El hermético núcleo familiar, que nunca hace declaraciones a los medios ni gusta de aparecer en las fotos, se sincera mucho más en su memoria anual, donde carga contra la entrada masiva de producto asiático a bajo precio, llegando a calificarlo de "deslealtad".

"La industria siderúrgica española no prevé cambios fundamentales, ya que en general los sectores consumidores de acero siguen mejorando su actividad pero las importaciones desleales desde China continúan amenazando con eliminar las posibilidades de la siderurgia nacional para beneficiarse de esa mejora, hecho ya constatado en 2015", dice el informe de gestión, también firmado por Carlos Gil Robles, presidente de Megasa Siderúrgica, la planta de Narón.

Internacionalización

Este mismo problema lo sufre Alcoa, pendiente de las oscilaciones de la demanda en China, un encanto cuando importa productos, pero una pesadilla cuando sus excedentes inundan el mercado europeo y causan un desplome de precios. La multinacional norteamericana dio un fuerte tijeretazo a su capacidad de producción en el último año, antes de la segregación de la división de aluminio primario y alúmina.
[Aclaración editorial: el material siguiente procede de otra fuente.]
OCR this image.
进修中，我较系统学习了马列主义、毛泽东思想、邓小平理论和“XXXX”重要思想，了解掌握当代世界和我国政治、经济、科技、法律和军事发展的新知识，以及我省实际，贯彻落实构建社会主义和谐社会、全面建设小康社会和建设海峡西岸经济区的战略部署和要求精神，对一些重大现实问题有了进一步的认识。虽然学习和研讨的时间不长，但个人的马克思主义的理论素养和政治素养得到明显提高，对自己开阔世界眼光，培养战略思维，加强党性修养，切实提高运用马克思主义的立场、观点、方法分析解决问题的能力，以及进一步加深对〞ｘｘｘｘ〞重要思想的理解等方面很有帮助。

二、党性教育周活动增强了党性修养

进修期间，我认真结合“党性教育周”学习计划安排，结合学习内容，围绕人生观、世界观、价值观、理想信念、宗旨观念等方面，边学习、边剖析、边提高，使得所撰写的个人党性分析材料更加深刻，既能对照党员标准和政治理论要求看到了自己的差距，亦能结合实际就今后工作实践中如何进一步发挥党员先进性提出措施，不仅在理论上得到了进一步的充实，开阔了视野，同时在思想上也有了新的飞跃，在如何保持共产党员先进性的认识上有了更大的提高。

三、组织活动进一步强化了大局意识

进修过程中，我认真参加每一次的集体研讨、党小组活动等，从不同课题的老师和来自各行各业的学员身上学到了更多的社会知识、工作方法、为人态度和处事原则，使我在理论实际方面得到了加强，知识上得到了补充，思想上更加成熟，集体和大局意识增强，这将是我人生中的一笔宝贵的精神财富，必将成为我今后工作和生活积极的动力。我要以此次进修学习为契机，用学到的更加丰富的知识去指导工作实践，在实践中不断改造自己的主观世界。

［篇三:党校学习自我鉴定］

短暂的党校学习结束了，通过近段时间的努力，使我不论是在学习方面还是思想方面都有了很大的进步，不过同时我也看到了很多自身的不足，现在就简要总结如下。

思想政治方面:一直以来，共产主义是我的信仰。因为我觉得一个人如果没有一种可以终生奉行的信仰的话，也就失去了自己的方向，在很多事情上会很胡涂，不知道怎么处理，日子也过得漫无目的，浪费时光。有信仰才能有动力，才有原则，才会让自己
Pero si Alcoa tiene en la internacionalización la base que la convirtió en un gigante, en Megasa han intensificado las exportaciones ante la contracción del mercado interno. "La disminución de la demanda en el mercado ibérico obligó a la búsqueda de nuevos mercados con capacidad de crecimiento que permitiesen la salida de nuestra producción. Las ventas de exportación se centran fundamentalmente en el Norte de Africa, Europa, EEUU y Canadá", explica en su memoria.

Actualmente, el 75% de su cifra de negocio la consigue más allá de la frontera española.

Desplome de las materias primas

En los precios, también está influyendo decisivamente la economía asiática. Así sucedió el año pasado, cuando "la desaceleración de la economía China, del resto de países emergentes y las incertidumbres sobre el crecimiento económico global, provocaron un desplome de los precios de las materias primas (incluidos los combustibles) a los niveles más bajos de la última década, situándose a final de año, para los productos fabricados por la empresa, por debajo de los costes de producción", expone Megasa.